La prestation de services doit être réalisée :

  • soit dans la résidence principale ou secondaire de la personne nécessitant l’aide,
  • soit dans la résidence de l’ascendant (parents, grands-parents, arrière-grands-parents) de la personne. Dans ce dernier cas, l’ascendant doit accéder à l’obtention de l’allocation personnalisée d’autonomie.
  • Les conditions d’emploi

L’aide à domicile doit être :

  • un salarié dont le déclarant est employeur direct,
  • une entreprise ou association privée agréée,
  • un organisme non lucratif conventionné par la sécurité sociale.

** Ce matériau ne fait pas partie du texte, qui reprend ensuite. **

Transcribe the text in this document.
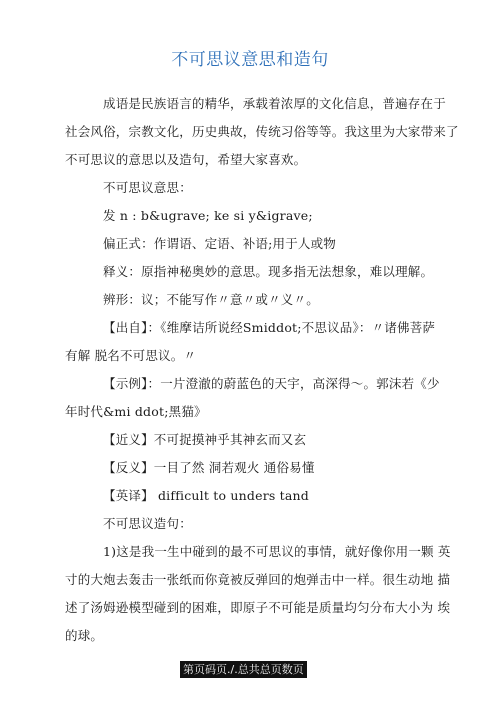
不可思议意思和造句
成语是民族语言的精华，承载着浓厚的文化信息，普遍存在于
社会风俗，宗教文化，历史典故，传统习俗等等。我这里为大家带来了
不可思议的意思以及造句，希望大家喜欢。
不可思议意思：
发 n : b&ugrave; ke si y&igrave;
偏正式：作谓语、定语、补语;用于人或物
释义：原指神秘奥妙的意思。现多指无法想象，难以理解。
辨形：议；不能写作〃意〃或〃义〃。
【出自】：《维摩诘所说经Smiddot;不思议品》：〃诸佛菩萨
有解 脱名不可思议。〃
【示例】：一片澄澈的蔚蓝色的天宇，高深得～。郭沫若《少
年时代&mi ddot;黑猫》
【近义】不可捉摸神乎其神玄而又玄
【反义】一目了然 洞若观火 通俗易懂
【英译】 difficult to unders tand
不可思议造句：
1)这是我一生中碰到的最不可思议的事情，就好像你用一颗 英
寸的大炮去轰击一张纸而你竟被反弹回的炮弹击中一样。很生动地 描
述了汤姆逊模型碰到的困难，即原子不可能是质量均匀分布大小为 埃
的球。
第页码页./.总共总页数页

Si vous êtes employeur direct de votre aide à domicile, vous devez la déclarer et payer des cotisations pour sa protection sociale au Cesu, le réseau des URSSAF simplifié réservé aux particuliers employeurs.

Les prestations qui donnent droit à des crédits d’impôts

  • Le soutien scolaire à domicile
  • La garde d’enfants à domicile (âgés de moins de 6 ans au 1er janvier de l’année d’imposition).
  • l’assistance aux personnes âgées et/ou handicapées : aide au lever, au coucher, à la toilette, etc.
  • l’entretien de la maison et les petits travaux ménagers
  • la livraison de repas à domicile
  • le petit jardinage : taillage des haies, débroussaillage, entretien du jardin plafonné à 5000€ par an et par foyer fiscal
  • le petit bricolage : plafonné à 500€ par an et par foyer fiscal pour une durée maximale de 2 heures
  • l’assistance informatique et internet : plafonné à 3000€ par an et par foyer fiscal

Nota Bene : Avec le décalage d’un an lié aux déclarations de revenus, c’est en 2018 que les ménages pourront bénéficier de leur crédit d’impôt pour les dépenses engagées depuis le 1er janvier 2017.